Nature is a construction and architecture expert. The network of roots that supports plants, the design of a honeycomb, and the complexities of a beehive are all examples of how nature has mastered the art of building.
In the construction world, we continually gain inspiration by the plants and animals around us. In this article, we will be discussion some of the newest innovations inspired by termites and bees.
Creating New Architected Materials by Studying Termites
Scientists at Caltech have been studying how termites build their nests to create a computer simulation that mimics termite behavior to produce new materials that could be used in construction.
“We thought that by understanding how a termite contributes to the nest’s fabrication, we could define simple rules for designing architected materials with unique mechanical properties,” the lead on the study, Chiara Daraio told Science Daily.
Termites are capable of building structures as large as a house in just one day. They also have the ability to construct more elaborate structures, such as mounds with domed roofs, towers, bridges and even roads.
Using the termites as inspiration, the team at Caltech has developed an algorithm, called the “virtual growth program”, to help make new architected materials – like graphene.
Prior to this study, the development of these architected materials was focused on ordered structures, which limited the use and function of the materials created.

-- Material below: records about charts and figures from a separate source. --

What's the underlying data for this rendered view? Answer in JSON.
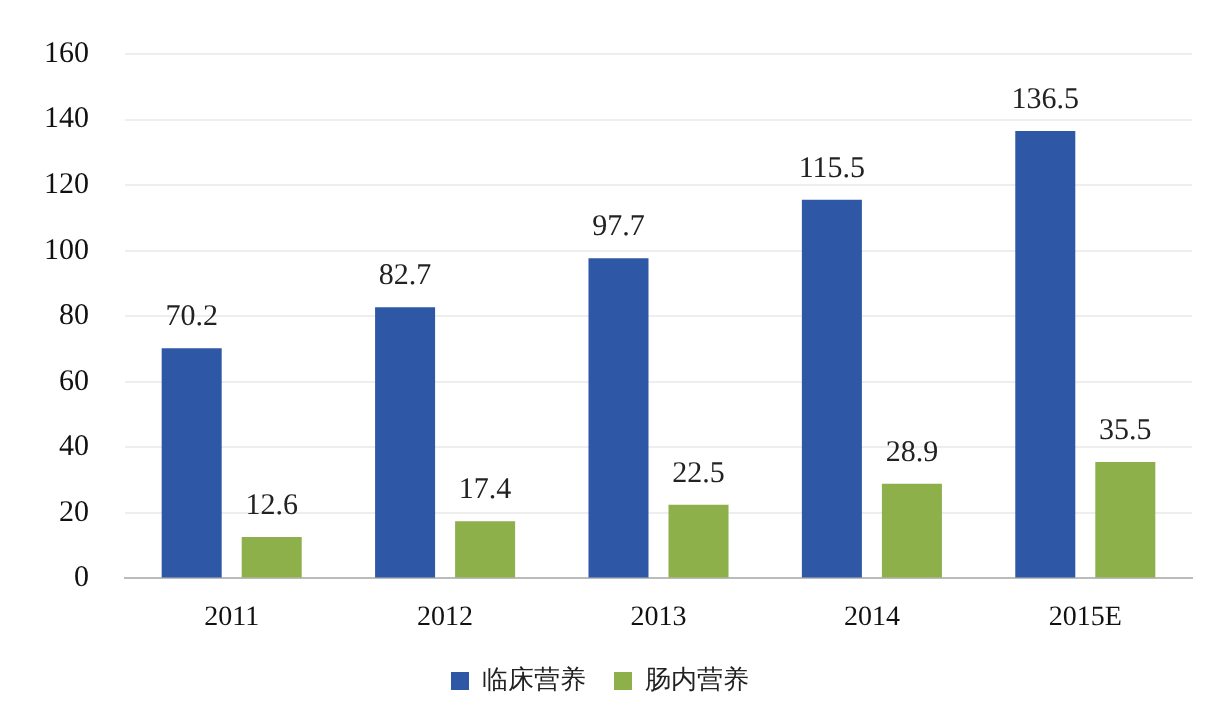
{
  "chart_data": {
    "type": "bar",
    "categories": [
      "2011",
      "2012",
      "2013",
      "2014",
      "2015E"
    ],
    "series": [
      {
        "name": "临床营养",
        "color": "#2e58a6",
        "values": [
          70.2,
          82.7,
          97.7,
          115.5,
          136.5
        ]
      },
      {
        "name": "肠内营养",
        "color": "#8db04a",
        "values": [
          12.6,
          17.4,
          22.5,
          28.9,
          35.5
        ]
      }
    ],
    "ylim": [
      0,
      160
    ],
    "yticks": [
      0,
      20,
      40,
      60,
      80,
      100,
      120,
      140,
      160
    ],
    "grid": "y",
    "legend": "bottom",
    "data_labels": true
  }
}
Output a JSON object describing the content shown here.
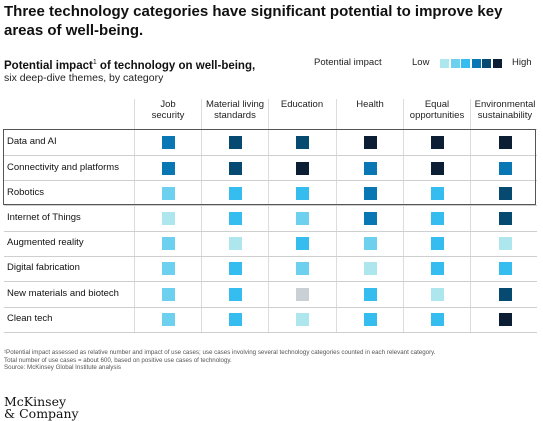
{
  "headline": "Three technology categories have significant potential to improve key areas of well-being.",
  "subtitle": {
    "main": "Potential impact",
    "sup": "1",
    "rest": " of technology on well-being,",
    "sub": "six deep-dive themes, by category"
  },
  "legend": {
    "title": "Potential impact",
    "low": "Low",
    "high": "High",
    "colors": [
      "#c9d0d6",
      "#aee6ee",
      "#6dd0ee",
      "#36bdf0",
      "#0877b4",
      "#074a71",
      "#0c1e33"
    ]
  },
  "columns": [
    [
      "Job",
      "security"
    ],
    [
      "Material living",
      "standards"
    ],
    [
      "Education"
    ],
    [
      "Health"
    ],
    [
      "Equal",
      "opportunities"
    ],
    [
      "Environmental",
      "sustainability"
    ]
  ],
  "chart_data": {
    "type": "heatmap",
    "title": "Potential impact of technology on well-being, six deep-dive themes, by category",
    "scale": [
      "Low",
      "High"
    ],
    "levels": 7,
    "x_categories": [
      "Job security",
      "Material living standards",
      "Education",
      "Health",
      "Equal opportunities",
      "Environmental sustainability"
    ],
    "y_categories": [
      "Data and AI",
      "Connectivity and platforms",
      "Robotics",
      "Internet of Things",
      "Augmented reality",
      "Digital fabrication",
      "New materials and biotech",
      "Clean tech"
    ],
    "highlighted_rows": [
      "Data and AI",
      "Connectivity and platforms",
      "Robotics"
    ],
    "values": [
      [
        5,
        6,
        6,
        7,
        7,
        7
      ],
      [
        5,
        6,
        7,
        5,
        7,
        5
      ],
      [
        3,
        4,
        4,
        5,
        4,
        6
      ],
      [
        2,
        4,
        3,
        5,
        4,
        6
      ],
      [
        3,
        2,
        4,
        3,
        4,
        2
      ],
      [
        3,
        4,
        3,
        2,
        4,
        4
      ],
      [
        3,
        4,
        1,
        4,
        2,
        6
      ],
      [
        3,
        4,
        2,
        4,
        4,
        7
      ]
    ]
  },
  "footnote": [
    "¹Potential impact assessed as relative number and impact of use cases; use cases involving several technology categories counted in each relevant category.",
    "Total number of use cases = about 600, based on positive use cases of technology.",
    "Source: McKinsey Global Institute analysis"
  ],
  "logo": [
    "McKinsey",
    "& Company"
  ]
}
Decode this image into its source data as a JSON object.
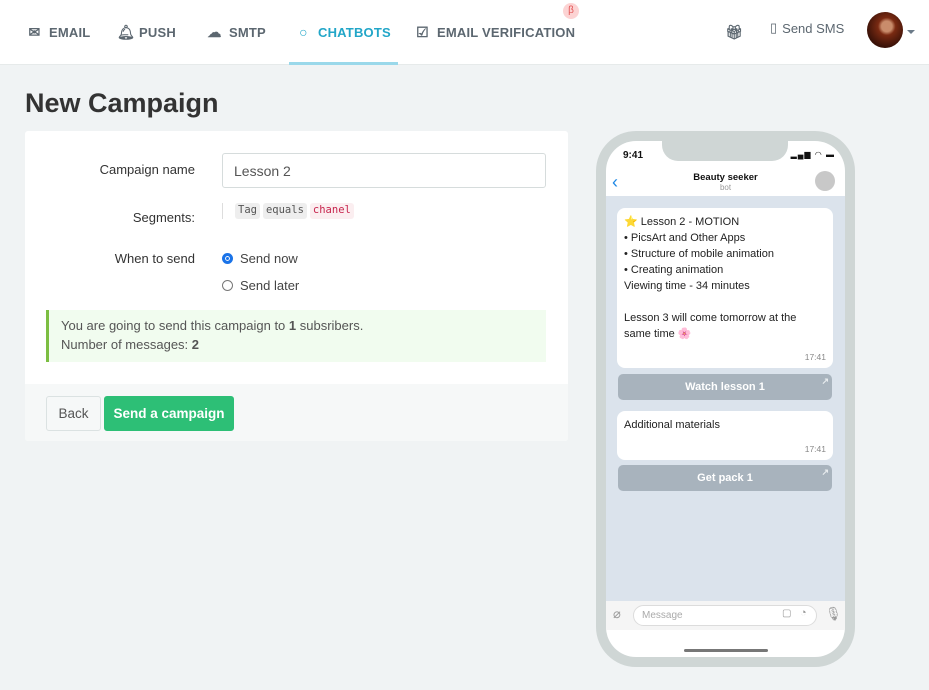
{
  "nav": {
    "tabs": [
      {
        "label": "EMAIL",
        "icon": "envelope-icon"
      },
      {
        "label": "PUSH",
        "icon": "bell-icon"
      },
      {
        "label": "SMTP",
        "icon": "cloud-upload-icon"
      },
      {
        "label": "CHATBOTS",
        "icon": "chat-bubble-icon",
        "active": true
      },
      {
        "label": "EMAIL VERIFICATION",
        "icon": "checkbox-icon",
        "badge": "β"
      }
    ],
    "send_sms": "Send SMS",
    "accent": "#22a6c8"
  },
  "page": {
    "title": "New Campaign"
  },
  "form": {
    "campaign_name_label": "Campaign name",
    "campaign_name_value": "Lesson 2",
    "segments_label": "Segments:",
    "segment": {
      "field": "Tag",
      "operator": "equals",
      "value": "chanel"
    },
    "when_label": "When to send",
    "options": [
      {
        "label": "Send now",
        "checked": true
      },
      {
        "label": "Send later",
        "checked": false
      }
    ],
    "info_pre": "You are going to send this campaign to ",
    "info_count": "1",
    "info_post": " subsribers.",
    "info_msgs_pre": "Number of messages: ",
    "info_msgs": "2",
    "back": "Back",
    "send": "Send a campaign",
    "send_color": "#2dbf76"
  },
  "phone": {
    "time": "9:41",
    "chat_title": "Beauty seeker",
    "chat_subtitle": "bot",
    "messages": [
      {
        "lines": [
          "⭐ Lesson 2 - MOTION",
          "• PicsArt and Other Apps",
          "• Structure of mobile animation",
          "• Creating animation",
          "Viewing time - 34 minutes",
          "",
          "Lesson 3 will come tomorrow at the same time 🌸"
        ],
        "time": "17:41",
        "button": "Watch lesson 1"
      },
      {
        "lines": [
          "Additional materials"
        ],
        "time": "17:41",
        "button": "Get pack 1"
      }
    ],
    "input_placeholder": "Message"
  }
}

Termites’ mounds are asymmetrical structures. They create their asymmetrical mounds by not having an overall blueprint in mind while they are working. They work by local rules only. For example, as the termite is building using grains of sand, they use rules developed by other termites to fit the grains of sands together. They are not thinking about the overall structure – just how individual grains of sand fit together.
“Our goal is to generate disordered geometries with properties defined by the combinatory space of some essential shapes, like a straight line, a cross, or an ‘L’ shape,” Daraio told Science Daily. “These geometries can then be 3-D printed with a variety of different constitutive materials depending on applications’ requirements.”

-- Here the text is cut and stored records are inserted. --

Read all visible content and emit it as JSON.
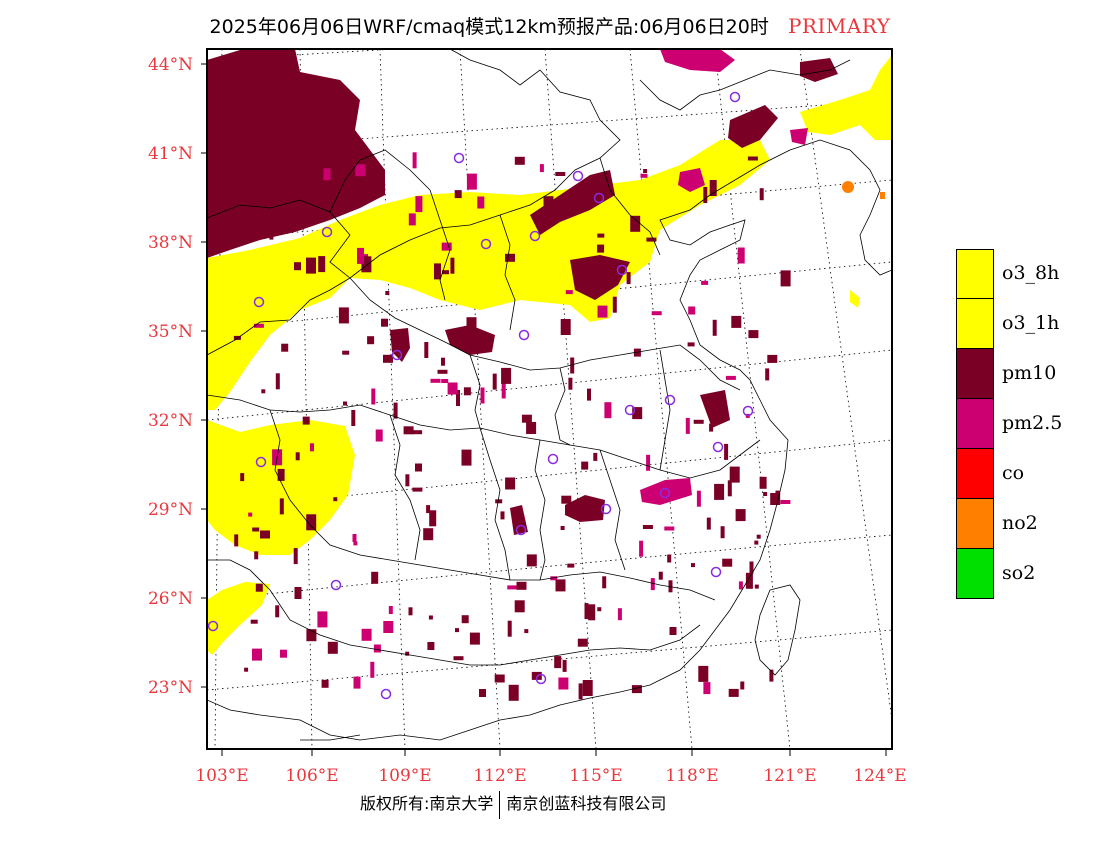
{
  "header": {
    "title": "2025年06月06日WRF/cmaq模式12km预报产品:06月06日20时",
    "tag": "PRIMARY"
  },
  "map": {
    "lat_labels": [
      "44°N",
      "41°N",
      "38°N",
      "35°N",
      "32°N",
      "29°N",
      "26°N",
      "23°N"
    ],
    "lon_labels": [
      "103°E",
      "106°E",
      "109°E",
      "112°E",
      "115°E",
      "118°E",
      "121°E",
      "124°E"
    ],
    "colors": {
      "o3": "#ffff00",
      "pm10": "#7a0026",
      "pm25": "#cc0070",
      "no2": "#ff7f00",
      "co": "#ff0000",
      "so2": "#00e000",
      "station_marker": "#8a2be2",
      "label": "#e8383d"
    }
  },
  "legend": {
    "items": [
      {
        "label": "o3_8h",
        "color": "#ffff00"
      },
      {
        "label": "o3_1h",
        "color": "#ffff00"
      },
      {
        "label": "pm10",
        "color": "#7a0026"
      },
      {
        "label": "pm2.5",
        "color": "#cc0070"
      },
      {
        "label": "co",
        "color": "#ff0000"
      },
      {
        "label": "no2",
        "color": "#ff7f00"
      },
      {
        "label": "so2",
        "color": "#00e000"
      }
    ]
  },
  "footer": {
    "copyright_left": "版权所有:南京大学",
    "copyright_right": "南京创蓝科技有限公司"
  }
}
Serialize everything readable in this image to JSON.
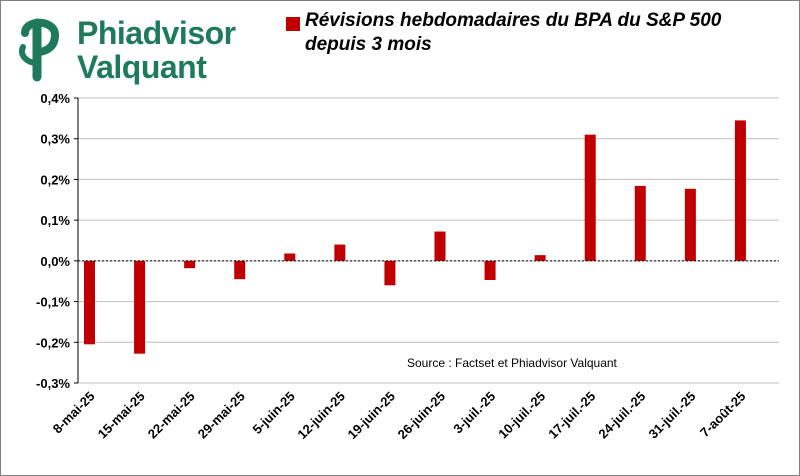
{
  "logo": {
    "line1": "Phiadvisor",
    "line2": "Valquant",
    "brand_color": "#1f7a5c"
  },
  "colors": {
    "bar": "#c00000",
    "grid": "#bfbfbf",
    "axis": "#000000"
  },
  "chart_data": {
    "type": "bar",
    "title": "",
    "xlabel": "",
    "ylabel": "",
    "legend": "top",
    "grid": true,
    "ylim": [
      -0.3,
      0.4
    ],
    "yticks": [
      -0.3,
      -0.2,
      -0.1,
      0.0,
      0.1,
      0.2,
      0.3,
      0.4
    ],
    "ytick_labels": [
      "-0,3%",
      "-0,2%",
      "-0,1%",
      "0,0%",
      "0,1%",
      "0,2%",
      "0,3%",
      "0,4%"
    ],
    "categories": [
      "8-mai-25",
      "15-mai-25",
      "22-mai-25",
      "29-mai-25",
      "5-juin-25",
      "12-juin-25",
      "19-juin-25",
      "26-juin-25",
      "3-juil.-25",
      "10-juil.-25",
      "17-juil.-25",
      "24-juil.-25",
      "31-juil.-25",
      "7-août-25"
    ],
    "series": [
      {
        "name": "Révisions hebdomadaires du BPA du S&P 500 depuis 3 mois",
        "values": [
          -0.205,
          -0.228,
          -0.018,
          -0.045,
          0.018,
          0.04,
          -0.06,
          0.072,
          -0.047,
          0.014,
          0.31,
          0.184,
          0.177,
          0.345
        ]
      }
    ],
    "annotation": "Source : Factset et Phiadvisor Valquant"
  }
}
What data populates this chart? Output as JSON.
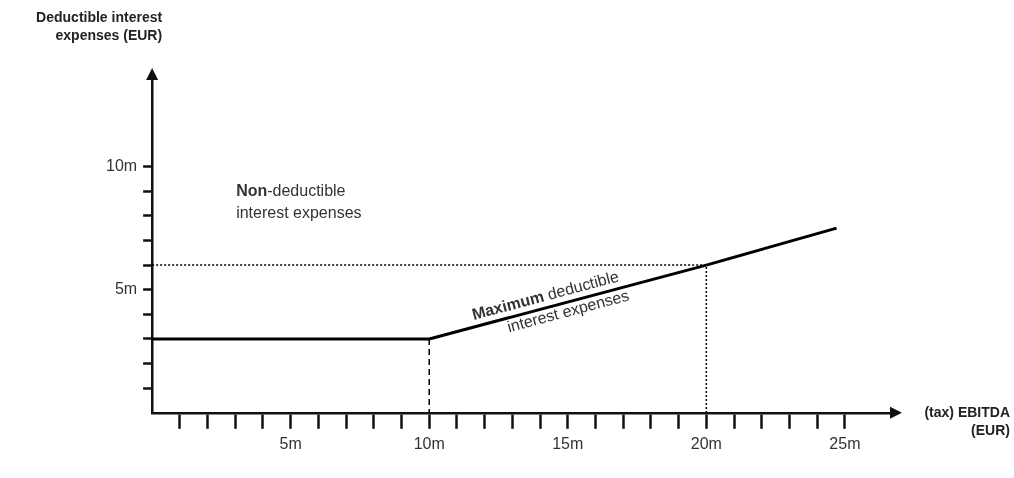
{
  "chart_data": {
    "type": "line",
    "xlabel": "(tax) EBITDA (EUR)",
    "ylabel": "Deductible interest expenses (EUR)",
    "xlim": [
      0,
      26.7
    ],
    "ylim": [
      0,
      13.6
    ],
    "xticks": [
      {
        "value": 1,
        "label": null
      },
      {
        "value": 2,
        "label": null
      },
      {
        "value": 3,
        "label": null
      },
      {
        "value": 4,
        "label": null
      },
      {
        "value": 5,
        "label": "5m"
      },
      {
        "value": 6,
        "label": null
      },
      {
        "value": 7,
        "label": null
      },
      {
        "value": 8,
        "label": null
      },
      {
        "value": 9,
        "label": null
      },
      {
        "value": 10,
        "label": "10m"
      },
      {
        "value": 11,
        "label": null
      },
      {
        "value": 12,
        "label": null
      },
      {
        "value": 13,
        "label": null
      },
      {
        "value": 14,
        "label": null
      },
      {
        "value": 15,
        "label": "15m"
      },
      {
        "value": 16,
        "label": null
      },
      {
        "value": 17,
        "label": null
      },
      {
        "value": 18,
        "label": null
      },
      {
        "value": 19,
        "label": null
      },
      {
        "value": 20,
        "label": "20m"
      },
      {
        "value": 21,
        "label": null
      },
      {
        "value": 22,
        "label": null
      },
      {
        "value": 23,
        "label": null
      },
      {
        "value": 24,
        "label": null
      },
      {
        "value": 25,
        "label": "25m"
      }
    ],
    "yticks": [
      {
        "value": 1,
        "label": null
      },
      {
        "value": 2,
        "label": null
      },
      {
        "value": 3,
        "label": null
      },
      {
        "value": 4,
        "label": null
      },
      {
        "value": 5,
        "label": "5m"
      },
      {
        "value": 6,
        "label": null
      },
      {
        "value": 7,
        "label": null
      },
      {
        "value": 8,
        "label": null
      },
      {
        "value": 9,
        "label": null
      },
      {
        "value": 10,
        "label": "10m"
      }
    ],
    "series": [
      {
        "color": "#000000",
        "x": [
          0,
          10,
          20,
          24.7
        ],
        "values": [
          3,
          3,
          6,
          7.5
        ],
        "line_style": "solid"
      },
      {
        "color": "#000000",
        "x": [
          0,
          20,
          20
        ],
        "values": [
          6,
          6,
          0
        ],
        "line_style": "dotted"
      },
      {
        "color": "#000000",
        "x": [
          10,
          10
        ],
        "values": [
          3,
          0
        ],
        "line_style": "dashed"
      }
    ],
    "annotations": [
      "Non-deductible interest expenses",
      {
        "text": "Maximum deductible interest expenses",
        "x": 14.3,
        "y": 4.3
      }
    ],
    "grid": false,
    "legend": false,
    "marker": "none"
  }
}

Bee-Based Drones for Building and Repairing Structures
New technology developed by the Imperial College London’s Department of Aeronautics and Empa’s Materials and Technology Center of Robotics will use bees and wasps as a model for the development of swarms of 3D printing drones.
The expert team developing the drones are modeling them after the way that bees and wasps building their nests. These drones will not only be able to fly, but they will have different tools attached to their frames.

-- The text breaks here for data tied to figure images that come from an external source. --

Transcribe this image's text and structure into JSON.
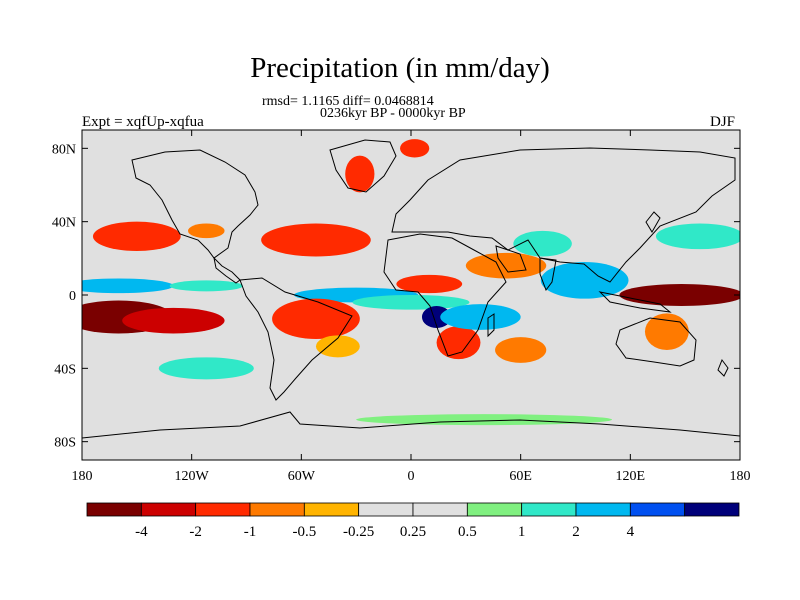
{
  "chart_data": {
    "type": "heatmap",
    "title": "Precipitation (in mm/day)",
    "stats_line": "rmsd= 1.1165 diff= 0.0468814",
    "period_line": "0236kyr BP - 0000kyr BP",
    "left_label": "Expt = xqfUp-xqfua",
    "right_label": "DJF",
    "x_ticks": [
      "180",
      "120W",
      "60W",
      "0",
      "60E",
      "120E",
      "180"
    ],
    "y_ticks": [
      "80N",
      "40N",
      "0",
      "40S",
      "80S"
    ],
    "x_range": [
      -180,
      180
    ],
    "y_range": [
      -90,
      90
    ],
    "colorbar": {
      "colors": [
        "#7a0000",
        "#cc0000",
        "#ff2a00",
        "#ff7a00",
        "#ffb400",
        "#e0e0e0",
        "#e0e0e0",
        "#80f080",
        "#30e8c8",
        "#00b8f0",
        "#0050f0",
        "#00007a"
      ],
      "labels": [
        "-4",
        "-2",
        "-1",
        "-0.5",
        "-0.25",
        "0.25",
        "0.5",
        "1",
        "2",
        "4"
      ]
    },
    "anomaly_regions": [
      {
        "lon": -160,
        "lat": -12,
        "rx": 30,
        "ry": 9,
        "level": 0
      },
      {
        "lon": -130,
        "lat": -14,
        "rx": 28,
        "ry": 7,
        "level": 1
      },
      {
        "lon": -150,
        "lat": 32,
        "rx": 24,
        "ry": 8,
        "level": 2
      },
      {
        "lon": -112,
        "lat": 35,
        "rx": 10,
        "ry": 4,
        "level": 3
      },
      {
        "lon": -160,
        "lat": 5,
        "rx": 30,
        "ry": 4,
        "level": 9
      },
      {
        "lon": -112,
        "lat": 5,
        "rx": 20,
        "ry": 3,
        "level": 8
      },
      {
        "lon": -30,
        "lat": 0,
        "rx": 34,
        "ry": 4,
        "level": 9
      },
      {
        "lon": -52,
        "lat": -13,
        "rx": 24,
        "ry": 11,
        "level": 2
      },
      {
        "lon": -40,
        "lat": -28,
        "rx": 12,
        "ry": 6,
        "level": 4
      },
      {
        "lon": -52,
        "lat": 30,
        "rx": 30,
        "ry": 9,
        "level": 2
      },
      {
        "lon": -28,
        "lat": 66,
        "rx": 8,
        "ry": 10,
        "level": 2
      },
      {
        "lon": 2,
        "lat": 80,
        "rx": 8,
        "ry": 5,
        "level": 2
      },
      {
        "lon": 10,
        "lat": 6,
        "rx": 18,
        "ry": 5,
        "level": 2
      },
      {
        "lon": 0,
        "lat": -4,
        "rx": 32,
        "ry": 4,
        "level": 8
      },
      {
        "lon": 14,
        "lat": -12,
        "rx": 8,
        "ry": 6,
        "level": 11
      },
      {
        "lon": 26,
        "lat": -26,
        "rx": 12,
        "ry": 9,
        "level": 2
      },
      {
        "lon": 38,
        "lat": -12,
        "rx": 22,
        "ry": 7,
        "level": 9
      },
      {
        "lon": 60,
        "lat": -30,
        "rx": 14,
        "ry": 7,
        "level": 3
      },
      {
        "lon": 52,
        "lat": 16,
        "rx": 22,
        "ry": 7,
        "level": 3
      },
      {
        "lon": 95,
        "lat": 8,
        "rx": 24,
        "ry": 10,
        "level": 9
      },
      {
        "lon": 148,
        "lat": 0,
        "rx": 34,
        "ry": 6,
        "level": 0
      },
      {
        "lon": 158,
        "lat": 32,
        "rx": 24,
        "ry": 7,
        "level": 8
      },
      {
        "lon": 140,
        "lat": -20,
        "rx": 12,
        "ry": 10,
        "level": 3
      },
      {
        "lon": 72,
        "lat": 28,
        "rx": 16,
        "ry": 7,
        "level": 8
      },
      {
        "lon": -112,
        "lat": -40,
        "rx": 26,
        "ry": 6,
        "level": 8
      },
      {
        "lon": 40,
        "lat": -68,
        "rx": 70,
        "ry": 3,
        "level": 7
      }
    ]
  }
}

Coined the Aerial Additive Manufacturing (Aerial-AM) system, the “swarm” is made up of BuilDrones and ScanDrones. BuilDrones are like the worker bees and deposit the material where it needs to go. ScanDrones are constantly monitoring the BuilDrones and telling them what to do next.
The team tested the group of drones using four different cement mixtures. The drones were able to meet the build specifications with an accuracy of five millimeters.
The researchers hope that this technology can be used in difficult to reach areas, like tall buildings, or in dangerous situations like post-disaster relief construction.